Das Gedenken als vorstellendes Hineinversetzen umfasst so und so ähnlich also mehr als nur den ganzen Menschen derer, die geehrt wird. Im Vorstellen umfasst es immer auch die Gedenkenden. Diese gelangen so oftmals gar in den Anfang einer Beziehung zur Person derer, der sie gedenken. Und dies wiederum kann sie herausfordern, sich selbst und ihr Leben ins Verhältnis zu derjenigen zu setzen, derer sie gedenken. Clara bot und bietet hier bekanntlich mannigfaltige Möglichkeiten, sich selbst aus ihr heraus zu verstehen.
Einen Prototyp solchen Verstehens haben wir in dem Kindertagebuch, welches der Vater Claras bekanntlich von Geburt an in ihrem Namen und aus der Perspektive des Wunderkindes führte bis Clara das Schreiben selbst übernahm. Dieses Tagebuch Wiecks ist nicht nur Projektion, sondern über die Projektion zurück gespiegelt, immer auch Selbstverstehen des Vaters.
Claras Selbstbehauptung als Frau in einer von Männern, darunter ihrem Vater und ihrem Ehemann, dominierten Welt ist eine andere – im 20. Jahrhundert vielfach gepflegte – Weise, in ihrer Person etwas zu sehen, was zurückschlagen kann auf das Verständnis des eigenen Lebens und der Welt, in der dieses gelebt wird.
Unter den zum Selbstverstehen anregenden Beziehungen zu Clara möchte ich Ihnen jedoch heute eine andere anbieten.
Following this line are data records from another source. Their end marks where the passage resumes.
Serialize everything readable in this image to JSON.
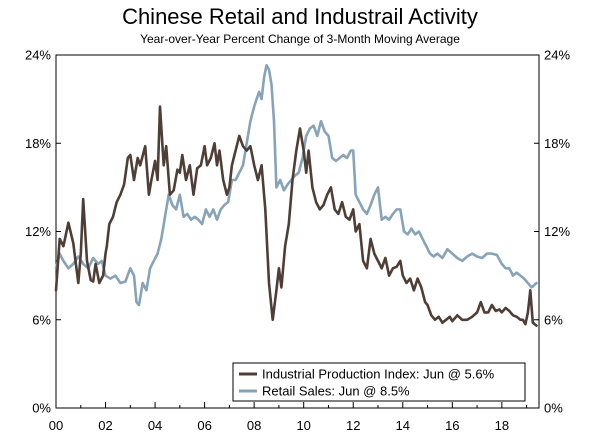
{
  "chart_data": {
    "type": "line",
    "title": "Chinese Retail and Industrail Activity",
    "subtitle": "Year-over-Year Percent Change of 3-Month Moving Average",
    "xlabel": "",
    "ylabel": "",
    "xlim": [
      2000,
      2019.5
    ],
    "ylim": [
      0,
      24
    ],
    "x_ticks": [
      2000,
      2002,
      2004,
      2006,
      2008,
      2010,
      2012,
      2014,
      2016,
      2018
    ],
    "x_tick_labels": [
      "00",
      "02",
      "04",
      "06",
      "08",
      "10",
      "12",
      "14",
      "16",
      "18"
    ],
    "y_ticks": [
      0,
      6,
      12,
      18,
      24
    ],
    "y_tick_labels": [
      "0%",
      "6%",
      "12%",
      "18%",
      "24%"
    ],
    "grid": false,
    "legend_position": "bottom-right",
    "series": [
      {
        "name": "Industrial Production Index: Jun @ 5.6%",
        "color": "#4e3e35",
        "x": [
          2000.0,
          2000.15,
          2000.3,
          2000.5,
          2000.7,
          2000.9,
          2001.0,
          2001.1,
          2001.25,
          2001.4,
          2001.5,
          2001.6,
          2001.75,
          2001.9,
          2002.0,
          2002.05,
          2002.15,
          2002.3,
          2002.45,
          2002.6,
          2002.75,
          2002.9,
          2003.0,
          2003.15,
          2003.3,
          2003.4,
          2003.6,
          2003.75,
          2003.85,
          2004.0,
          2004.1,
          2004.2,
          2004.35,
          2004.45,
          2004.6,
          2004.75,
          2004.9,
          2005.0,
          2005.1,
          2005.25,
          2005.4,
          2005.55,
          2005.7,
          2005.85,
          2006.0,
          2006.1,
          2006.25,
          2006.4,
          2006.5,
          2006.6,
          2006.75,
          2006.9,
          2007.0,
          2007.1,
          2007.25,
          2007.4,
          2007.55,
          2007.7,
          2007.85,
          2008.0,
          2008.15,
          2008.3,
          2008.45,
          2008.6,
          2008.75,
          2008.9,
          2009.0,
          2009.1,
          2009.25,
          2009.4,
          2009.55,
          2009.7,
          2009.85,
          2010.0,
          2010.1,
          2010.2,
          2010.35,
          2010.5,
          2010.65,
          2010.8,
          2010.95,
          2011.1,
          2011.25,
          2011.4,
          2011.55,
          2011.7,
          2011.85,
          2012.0,
          2012.1,
          2012.25,
          2012.4,
          2012.55,
          2012.7,
          2012.85,
          2013.0,
          2013.15,
          2013.3,
          2013.45,
          2013.6,
          2013.75,
          2013.9,
          2014.0,
          2014.15,
          2014.3,
          2014.45,
          2014.6,
          2014.75,
          2014.9,
          2015.0,
          2015.15,
          2015.3,
          2015.45,
          2015.6,
          2015.75,
          2015.9,
          2016.0,
          2016.2,
          2016.4,
          2016.6,
          2016.8,
          2017.0,
          2017.15,
          2017.3,
          2017.45,
          2017.6,
          2017.75,
          2017.9,
          2018.0,
          2018.15,
          2018.3,
          2018.45,
          2018.6,
          2018.75,
          2018.85,
          2018.95,
          2019.05,
          2019.15,
          2019.25,
          2019.4
        ],
        "values": [
          8.0,
          11.5,
          11.0,
          12.6,
          11.2,
          8.5,
          10.5,
          14.2,
          10.0,
          8.7,
          8.6,
          9.8,
          8.5,
          9.0,
          10.5,
          11.0,
          12.5,
          13.0,
          14.0,
          14.5,
          15.2,
          17.0,
          17.2,
          15.5,
          17.0,
          16.5,
          17.8,
          14.5,
          15.5,
          16.8,
          15.5,
          20.5,
          16.5,
          17.8,
          14.5,
          14.8,
          16.2,
          16.0,
          17.2,
          15.5,
          16.5,
          14.5,
          16.3,
          16.5,
          17.8,
          16.5,
          17.0,
          18.0,
          16.5,
          17.5,
          15.5,
          14.5,
          15.0,
          16.5,
          17.5,
          18.5,
          17.8,
          17.5,
          17.8,
          16.5,
          15.5,
          16.5,
          13.5,
          8.5,
          6.0,
          8.0,
          9.5,
          8.2,
          11.0,
          12.5,
          15.5,
          17.5,
          19.0,
          17.5,
          16.0,
          17.5,
          15.0,
          14.0,
          13.5,
          13.8,
          14.5,
          15.0,
          13.5,
          13.2,
          14.0,
          13.0,
          12.8,
          13.5,
          12.0,
          12.5,
          10.0,
          9.5,
          11.5,
          10.5,
          10.0,
          9.5,
          10.2,
          9.0,
          9.5,
          9.6,
          10.0,
          9.0,
          8.5,
          8.8,
          8.0,
          8.8,
          8.2,
          7.2,
          7.0,
          6.3,
          6.0,
          6.2,
          5.8,
          6.0,
          6.2,
          5.9,
          6.3,
          6.0,
          6.0,
          6.2,
          6.5,
          7.2,
          6.5,
          6.5,
          7.0,
          6.6,
          6.7,
          6.5,
          6.8,
          6.6,
          6.3,
          6.2,
          6.0,
          6.0,
          5.7,
          6.5,
          8.0,
          5.8,
          5.6
        ]
      },
      {
        "name": "Retail Sales: Jun @ 8.5%",
        "color": "#87a3b8",
        "x": [
          2000.0,
          2000.15,
          2000.3,
          2000.5,
          2000.7,
          2000.9,
          2001.1,
          2001.3,
          2001.5,
          2001.7,
          2001.85,
          2002.0,
          2002.2,
          2002.4,
          2002.6,
          2002.8,
          2003.0,
          2003.15,
          2003.25,
          2003.35,
          2003.5,
          2003.65,
          2003.8,
          2003.95,
          2004.1,
          2004.25,
          2004.4,
          2004.55,
          2004.7,
          2004.85,
          2005.0,
          2005.15,
          2005.3,
          2005.45,
          2005.6,
          2005.75,
          2005.9,
          2006.05,
          2006.2,
          2006.35,
          2006.5,
          2006.65,
          2006.8,
          2006.95,
          2007.1,
          2007.25,
          2007.4,
          2007.55,
          2007.7,
          2007.85,
          2008.0,
          2008.1,
          2008.2,
          2008.3,
          2008.4,
          2008.5,
          2008.6,
          2008.7,
          2008.8,
          2008.9,
          2009.05,
          2009.2,
          2009.35,
          2009.5,
          2009.65,
          2009.8,
          2009.95,
          2010.1,
          2010.25,
          2010.4,
          2010.55,
          2010.7,
          2010.85,
          2011.0,
          2011.15,
          2011.3,
          2011.45,
          2011.6,
          2011.75,
          2011.9,
          2012.0,
          2012.1,
          2012.25,
          2012.4,
          2012.55,
          2012.7,
          2012.85,
          2013.0,
          2013.15,
          2013.3,
          2013.45,
          2013.6,
          2013.75,
          2013.9,
          2014.05,
          2014.2,
          2014.35,
          2014.5,
          2014.65,
          2014.8,
          2014.95,
          2015.1,
          2015.25,
          2015.4,
          2015.6,
          2015.8,
          2016.0,
          2016.2,
          2016.4,
          2016.6,
          2016.8,
          2017.0,
          2017.2,
          2017.4,
          2017.6,
          2017.8,
          2018.0,
          2018.15,
          2018.3,
          2018.45,
          2018.6,
          2018.75,
          2018.9,
          2019.05,
          2019.2,
          2019.4
        ],
        "values": [
          9.5,
          10.5,
          10.0,
          9.5,
          9.8,
          10.3,
          9.8,
          9.5,
          10.2,
          9.8,
          10.0,
          9.0,
          8.8,
          9.0,
          8.5,
          8.6,
          9.5,
          9.0,
          7.2,
          7.0,
          8.5,
          8.0,
          9.5,
          10.0,
          10.5,
          11.5,
          13.0,
          14.5,
          13.8,
          13.5,
          14.5,
          13.0,
          13.2,
          12.8,
          13.0,
          12.8,
          12.5,
          13.5,
          13.0,
          13.5,
          12.8,
          13.5,
          13.8,
          14.0,
          15.5,
          15.5,
          16.0,
          16.5,
          18.0,
          19.5,
          20.5,
          21.0,
          21.5,
          21.0,
          22.5,
          23.3,
          23.0,
          22.0,
          19.5,
          15.0,
          15.5,
          14.8,
          15.2,
          15.5,
          15.8,
          16.0,
          17.0,
          18.5,
          19.0,
          19.2,
          18.5,
          19.5,
          18.8,
          18.5,
          17.0,
          16.8,
          17.0,
          17.2,
          17.0,
          17.5,
          17.5,
          14.5,
          14.0,
          13.5,
          13.2,
          13.8,
          14.5,
          15.0,
          12.8,
          13.0,
          12.8,
          13.2,
          13.5,
          13.5,
          12.0,
          11.8,
          12.2,
          11.8,
          12.0,
          11.5,
          11.0,
          10.5,
          10.3,
          10.5,
          10.2,
          10.8,
          10.5,
          10.2,
          10.0,
          10.3,
          10.5,
          10.3,
          10.2,
          10.5,
          10.5,
          10.4,
          9.8,
          9.5,
          9.5,
          9.0,
          9.2,
          9.0,
          8.8,
          8.5,
          8.2,
          8.5
        ]
      }
    ]
  }
}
Wer Claras Korrespondenz und Tagebucheinträge um ihre Geburtstage herum sichtet, wird eine eigentümliche Struktur dieser Texte entdecken. Äußerst knappe und sachliche Bemerkungen zum festlichen, zum persönlichen Anlass selbst gehen unmittelbar über in engagierte Schilderungen über Musikalisches, das man am Festtag zur Aufführung gebracht hatte oder gehört hatte oder das man ihr in Notenform zum Geschenk gemacht hatte.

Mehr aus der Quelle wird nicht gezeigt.